Code optimization using SIMD or LoopVectorization

Dear Julia experts,

I have implemented the probability density function for the Pearson-IV distribution. This implementation is based on the R-package “PearsonDS”. Here is the code:

import SpecialFunctions: lgamma, gamma
using SIMD

const M_LN_SQRT_PI = 0.5log(pi)

@inline C_logPearsonIVnorm0(m, nu) = 
    (-M_LN_SQRT_PI - lgamma(m) - lgamma(m-0.5) + 2real(lgamma(m+0.5nu*im)))

function dpearsonIV_simd(
    x::Vector{Float64}; 
    params=[],
    log_p=false
    )::Vector{Float64}
    n = length(x)
    (m, nu, location, scale) = params
    @assert ((scale > 0) && (m > 0.5))
    inv_scale = 1/scale
    ret = similar(x)
    t = Vec{4,Float64}((0,0,0,0))
    s = Vec{4,Float64}((0,0,0,0))
    k = C_logPearsonIVnorm0(m, nu) - log(scale)
    @inbounds for i = 1:4:n
            t = vload(Vec{4,Float64}, x,   i)
            @fastmath t = inv_scale * (t-location)
            @fastmath s = Vec{4,Float64}((atan(t[1]),atan(t[2]),atan(t[3]),atan(t[4])))
            # @fastmath s = (-nu) * s
            # @fastmath t = t*t+1
            # @fastmath t = log(t)
            @fastmath t = (-nu) * s + (-m) * log(t*t+1) + k
            if !log_p
                @fastmath t = exp(t)
            end
            vstore(t, ret, i)
    end
    return ret
end

I have benchmarked this code and found that the function costs 31 microseconds on a 1000-element input array x. But the essential computations, namely the multipilcations and atan, cost approximately 8 microseconds.

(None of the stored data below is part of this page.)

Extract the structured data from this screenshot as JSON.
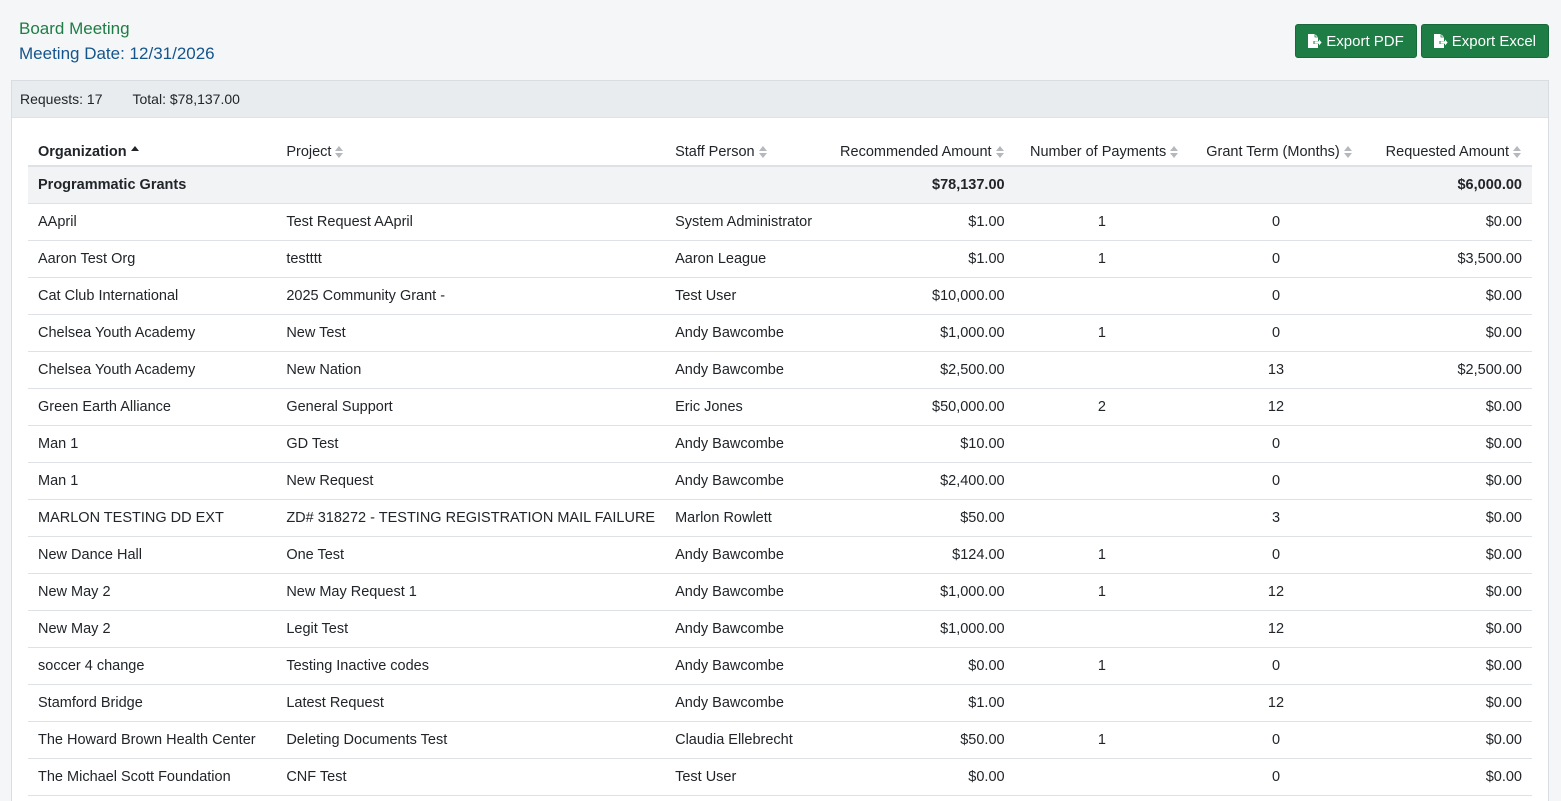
{
  "header": {
    "title": "Board Meeting",
    "meeting_date": "Meeting Date: 12/31/2026"
  },
  "toolbar": {
    "export_pdf": "Export PDF",
    "export_excel": "Export Excel"
  },
  "summary": {
    "requests": "Requests: 17",
    "total": "Total: $78,137.00"
  },
  "table": {
    "columns": [
      "Organization",
      "Project",
      "Staff Person",
      "Recommended Amount",
      "Number of Payments",
      "Grant Term (Months)",
      "Requested Amount"
    ],
    "group": {
      "label": "Programmatic Grants",
      "recommended_total": "$78,137.00",
      "requested_total": "$6,000.00"
    },
    "rows": [
      [
        "AApril",
        "Test Request AApril",
        "System Administrator",
        "$1.00",
        "1",
        "0",
        "$0.00"
      ],
      [
        "Aaron Test Org",
        "testttt",
        "Aaron League",
        "$1.00",
        "1",
        "0",
        "$3,500.00"
      ],
      [
        "Cat Club International",
        "2025 Community Grant -",
        "Test User",
        "$10,000.00",
        "",
        "0",
        "$0.00"
      ],
      [
        "Chelsea Youth Academy",
        "New Test",
        "Andy Bawcombe",
        "$1,000.00",
        "1",
        "0",
        "$0.00"
      ],
      [
        "Chelsea Youth Academy",
        "New Nation",
        "Andy Bawcombe",
        "$2,500.00",
        "",
        "13",
        "$2,500.00"
      ],
      [
        "Green Earth Alliance",
        "General Support",
        "Eric Jones",
        "$50,000.00",
        "2",
        "12",
        "$0.00"
      ],
      [
        "Man 1",
        "GD Test",
        "Andy Bawcombe",
        "$10.00",
        "",
        "0",
        "$0.00"
      ],
      [
        "Man 1",
        "New Request",
        "Andy Bawcombe",
        "$2,400.00",
        "",
        "0",
        "$0.00"
      ],
      [
        "MARLON TESTING DD EXT",
        "ZD# 318272 - TESTING REGISTRATION MAIL FAILURE",
        "Marlon Rowlett",
        "$50.00",
        "",
        "3",
        "$0.00"
      ],
      [
        "New Dance Hall",
        "One Test",
        "Andy Bawcombe",
        "$124.00",
        "1",
        "0",
        "$0.00"
      ],
      [
        "New May 2",
        "New May Request 1",
        "Andy Bawcombe",
        "$1,000.00",
        "1",
        "12",
        "$0.00"
      ],
      [
        "New May 2",
        "Legit Test",
        "Andy Bawcombe",
        "$1,000.00",
        "",
        "12",
        "$0.00"
      ],
      [
        "soccer 4 change",
        "Testing Inactive codes",
        "Andy Bawcombe",
        "$0.00",
        "1",
        "0",
        "$0.00"
      ],
      [
        "Stamford Bridge",
        "Latest Request",
        "Andy Bawcombe",
        "$1.00",
        "",
        "12",
        "$0.00"
      ],
      [
        "The Howard Brown Health Center",
        "Deleting Documents Test",
        "Claudia Ellebrecht",
        "$50.00",
        "1",
        "0",
        "$0.00"
      ],
      [
        "The Michael Scott Foundation",
        "CNF Test",
        "Test User",
        "$0.00",
        "",
        "0",
        "$0.00"
      ],
      [
        "",
        "",
        "",
        "",
        "",
        "",
        ""
      ]
    ]
  }
}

I want to learn some suggestions on my code to make further improvements, since it will be used frequently in very complicated fitting algorithms. Thanks!

The main suggestion I have is that you are likely this at too low a level. This looks like it would be a good place for LoopVectorization. With that, this would simplify to

using LoopVectorization
function dpearsonIV_simd(
    x::Vector{Float64}; 
    params,
    log_p=false)
    n = length(x)
    (m, nu, location, scale) = params
    @assert ((scale > 0) && (m > 0.5))
    inv_scale = 1/scale
    k = C_logPearsonIVnorm0(m, nu) - log(scale)
    ret = @turbo @. atan(inv_scale * (x-location))
    @turbo @. ret = (-nu) * s + (-m) * log(ret*ret+1) + k
    if !log_p
        @turbo @. ret = exp(ret)
    end
    return ret
end
1 Like

Oh this is great! dpearsonIV_lv is your version with LoopVecterization.jl. You can see that it is indeed helpful by cutting the execution time more than half. I have monitored the CPU usage and confirmed that the main job is done within one core.

Thank you @Oscar_Smith !

Oh yeah, this is probably slow enough that you might want to multithread it by using @tturbo instead of @turbo

That would be even nicer. I have checked the LoopVectorization,jl source code, but I don’t have a sharp eye to pin-point the place where @turbo or rather turbo_macro() does the real job on my case to improve performance. But I wish to learn that. Can you give me some hints?

It’s just

function dpearsonIV_simd(
    x::Vector{Float64}; 
    params,
    log_p=false)
    n = length(x)
    (m, nu, location, scale) = params
    @assert ((scale > 0) && (m > 0.5))
    inv_scale = 1/scale
    k = C_logPearsonIVnorm0(m, nu) - log(scale)
    ret = @tturbo @. atan(inv_scale * (x-location))
    @tturbo @. ret = (-nu) * s + (-m) * log(ret*ret+1) + k
    if !log_p
        @tturbo @. ret = exp(ret)
    end
    return ret
end

There’s not really a specific “the place”.
But, compared to SIMD.jl, it uses SLEEFPirates.jl for faster log and `astandard.

Using VectorizationBase.jl instead of SIMD.jl might give you similar performance, but LoopVectorization.jl will try and do more clever things (that may or may not pay off).

@Oscar, might be worth fusing loops if using @tturbo? I haven’t benchmarks or checked assembly, but the tradeoff is probably register spills vs threading overhead.
Register spill cost will obviously be different for 16 vs 32 architectural/ named registers.

1 Like

A simple replacement of atan by SLEEFPirates.atan_fast give me an improvement of ~1.5x:


(To get the above benchmark result, I have just replaced atan by atan_fast in my original implementation of dpearsonIV_simd() and all other settings remain the same.)